No serious pre-Copernican astronomer (least of all Ptolemy himself) would have considered this diagram "to scale". They knew full well that the Earth had no significant size in comparison to the stellar sphere. They knew this because no parallax is ever observed in the constellations as the Earth rotates. (Or I should say "as the stars rotate around the Earth.) The Earth was "a mathematical point". Even in the 13th Century, Roger Bacon (who would have firmly believed in geocentrism) said something like (sorry I can't find the exact quote): "the least of the stars is greater than the Earth". And he was absolutely right.

Lewis says of this:

Quote

I have not yet succeeded in seeing how what we know (and have known since the days of Ptolemy) about the size of the universe affects the credibility of this doctrine [Christianity] one way or the other.

and a bit later on

Quote

...a possible answer to the question raised a few pages ago—why the size of the universe, known for centuries, should first in modern times become an argument against Christianity.

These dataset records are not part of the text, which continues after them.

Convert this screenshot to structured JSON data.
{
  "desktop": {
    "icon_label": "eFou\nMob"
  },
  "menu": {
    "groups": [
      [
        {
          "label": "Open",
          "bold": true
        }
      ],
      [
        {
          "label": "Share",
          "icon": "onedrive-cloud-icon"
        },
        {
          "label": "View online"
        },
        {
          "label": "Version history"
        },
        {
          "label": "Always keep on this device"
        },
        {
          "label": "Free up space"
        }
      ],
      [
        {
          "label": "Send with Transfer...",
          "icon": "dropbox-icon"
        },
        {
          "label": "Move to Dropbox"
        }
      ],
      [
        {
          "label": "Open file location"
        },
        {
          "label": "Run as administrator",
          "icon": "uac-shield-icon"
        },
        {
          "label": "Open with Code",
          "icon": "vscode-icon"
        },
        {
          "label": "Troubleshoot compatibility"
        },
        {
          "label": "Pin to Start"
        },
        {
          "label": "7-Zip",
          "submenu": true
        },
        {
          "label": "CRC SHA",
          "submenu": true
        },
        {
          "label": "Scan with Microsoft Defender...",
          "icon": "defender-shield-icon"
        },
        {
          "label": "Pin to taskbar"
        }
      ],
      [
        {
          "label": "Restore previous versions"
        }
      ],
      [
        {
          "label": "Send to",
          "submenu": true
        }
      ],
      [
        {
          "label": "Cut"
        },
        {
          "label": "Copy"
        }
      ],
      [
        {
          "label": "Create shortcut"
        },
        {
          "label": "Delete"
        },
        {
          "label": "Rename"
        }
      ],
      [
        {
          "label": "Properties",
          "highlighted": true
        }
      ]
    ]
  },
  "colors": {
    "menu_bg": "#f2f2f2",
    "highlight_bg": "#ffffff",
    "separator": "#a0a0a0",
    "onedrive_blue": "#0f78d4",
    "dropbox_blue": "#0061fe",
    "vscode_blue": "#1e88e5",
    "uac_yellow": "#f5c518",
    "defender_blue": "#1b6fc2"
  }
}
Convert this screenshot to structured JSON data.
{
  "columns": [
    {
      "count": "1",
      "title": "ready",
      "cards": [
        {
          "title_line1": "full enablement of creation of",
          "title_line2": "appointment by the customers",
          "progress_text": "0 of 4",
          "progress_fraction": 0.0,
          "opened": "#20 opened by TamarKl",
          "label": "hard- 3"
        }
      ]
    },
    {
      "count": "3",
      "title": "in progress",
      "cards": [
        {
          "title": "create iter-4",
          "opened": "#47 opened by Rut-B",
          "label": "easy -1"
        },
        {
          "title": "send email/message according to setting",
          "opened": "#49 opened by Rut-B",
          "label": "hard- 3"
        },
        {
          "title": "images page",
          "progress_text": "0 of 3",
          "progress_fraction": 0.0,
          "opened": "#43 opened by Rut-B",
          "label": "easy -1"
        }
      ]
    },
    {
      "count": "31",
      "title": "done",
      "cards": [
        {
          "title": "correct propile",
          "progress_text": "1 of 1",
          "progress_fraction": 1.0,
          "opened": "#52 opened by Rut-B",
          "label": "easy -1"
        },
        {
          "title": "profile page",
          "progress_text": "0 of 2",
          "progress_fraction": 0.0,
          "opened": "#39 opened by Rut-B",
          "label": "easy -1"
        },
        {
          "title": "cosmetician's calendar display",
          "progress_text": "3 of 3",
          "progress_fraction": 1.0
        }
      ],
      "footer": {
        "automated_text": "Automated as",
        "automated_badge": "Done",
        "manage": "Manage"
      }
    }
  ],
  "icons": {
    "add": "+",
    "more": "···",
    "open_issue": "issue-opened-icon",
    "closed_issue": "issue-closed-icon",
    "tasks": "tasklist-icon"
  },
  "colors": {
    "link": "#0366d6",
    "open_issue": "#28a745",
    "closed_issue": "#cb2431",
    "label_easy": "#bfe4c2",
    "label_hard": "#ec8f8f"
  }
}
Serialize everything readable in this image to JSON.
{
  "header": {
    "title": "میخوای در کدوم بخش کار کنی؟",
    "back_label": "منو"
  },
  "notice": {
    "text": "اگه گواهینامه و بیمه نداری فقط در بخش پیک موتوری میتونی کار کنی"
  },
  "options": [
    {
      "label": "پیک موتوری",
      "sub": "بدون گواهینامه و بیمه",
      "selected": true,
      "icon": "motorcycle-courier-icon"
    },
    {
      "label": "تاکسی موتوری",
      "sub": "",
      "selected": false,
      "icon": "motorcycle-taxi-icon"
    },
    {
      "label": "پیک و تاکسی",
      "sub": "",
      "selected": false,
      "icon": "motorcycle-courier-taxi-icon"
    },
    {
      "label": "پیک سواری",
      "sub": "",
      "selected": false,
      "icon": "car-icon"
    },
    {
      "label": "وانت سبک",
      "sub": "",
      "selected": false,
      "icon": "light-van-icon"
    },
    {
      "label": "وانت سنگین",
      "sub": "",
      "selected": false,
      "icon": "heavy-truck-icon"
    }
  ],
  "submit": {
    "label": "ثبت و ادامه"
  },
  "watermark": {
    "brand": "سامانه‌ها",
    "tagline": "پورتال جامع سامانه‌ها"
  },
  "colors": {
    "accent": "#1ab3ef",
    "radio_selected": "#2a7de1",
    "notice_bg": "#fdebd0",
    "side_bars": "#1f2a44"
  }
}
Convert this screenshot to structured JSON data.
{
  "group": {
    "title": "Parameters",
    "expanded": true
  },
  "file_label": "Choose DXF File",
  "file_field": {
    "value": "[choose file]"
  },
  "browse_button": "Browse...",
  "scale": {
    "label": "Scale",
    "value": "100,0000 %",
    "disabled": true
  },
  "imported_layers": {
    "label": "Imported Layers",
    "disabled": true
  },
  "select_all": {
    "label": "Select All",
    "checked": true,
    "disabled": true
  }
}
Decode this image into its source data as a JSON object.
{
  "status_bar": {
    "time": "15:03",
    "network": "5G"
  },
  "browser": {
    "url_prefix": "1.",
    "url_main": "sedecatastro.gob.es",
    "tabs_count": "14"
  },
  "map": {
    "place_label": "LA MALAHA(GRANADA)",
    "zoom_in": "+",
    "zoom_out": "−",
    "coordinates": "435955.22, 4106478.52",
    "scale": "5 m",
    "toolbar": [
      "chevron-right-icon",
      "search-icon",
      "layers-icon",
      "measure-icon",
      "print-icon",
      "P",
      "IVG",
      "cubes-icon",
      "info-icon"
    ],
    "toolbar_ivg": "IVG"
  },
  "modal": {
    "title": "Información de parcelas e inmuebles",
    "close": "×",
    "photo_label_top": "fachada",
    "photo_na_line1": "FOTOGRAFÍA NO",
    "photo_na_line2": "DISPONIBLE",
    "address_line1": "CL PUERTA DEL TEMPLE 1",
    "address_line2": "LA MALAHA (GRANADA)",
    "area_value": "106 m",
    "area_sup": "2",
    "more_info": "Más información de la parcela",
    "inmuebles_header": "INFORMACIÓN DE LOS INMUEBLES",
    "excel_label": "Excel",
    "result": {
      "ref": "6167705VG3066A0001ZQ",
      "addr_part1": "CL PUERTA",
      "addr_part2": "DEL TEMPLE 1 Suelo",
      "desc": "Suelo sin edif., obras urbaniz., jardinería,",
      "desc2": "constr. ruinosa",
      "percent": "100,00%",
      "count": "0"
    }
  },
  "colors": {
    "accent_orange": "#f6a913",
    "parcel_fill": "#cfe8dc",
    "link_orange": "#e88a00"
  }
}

Has it perhaps done so because in modern times the imagination has become more sensitive to bigness?

I don't agree. I think the idea of the Earth, however small, being in the centre with everything else rotating around it if anything accentuates its importance. Imagine a country in which everyone is a giant apart from the king, who is a three-foot midget. Imagine all the giant courtiers bowing and scraping to him and trembling at his every word. Would you not think that the position of that dwarf makes him more exalted than the biggest of all the giants, who's 10 foot tall and serves as a stepping-stool for the king to mount his horse?

It's the same I think with Wolfgang Smith's concept geocentrism. As an image it fits rather well with Christianity. Mankind as the pinnacle of God's creation: small for sure, but central. Physical centrality an expression for its centrality in God's love. But I think its only useful as an image.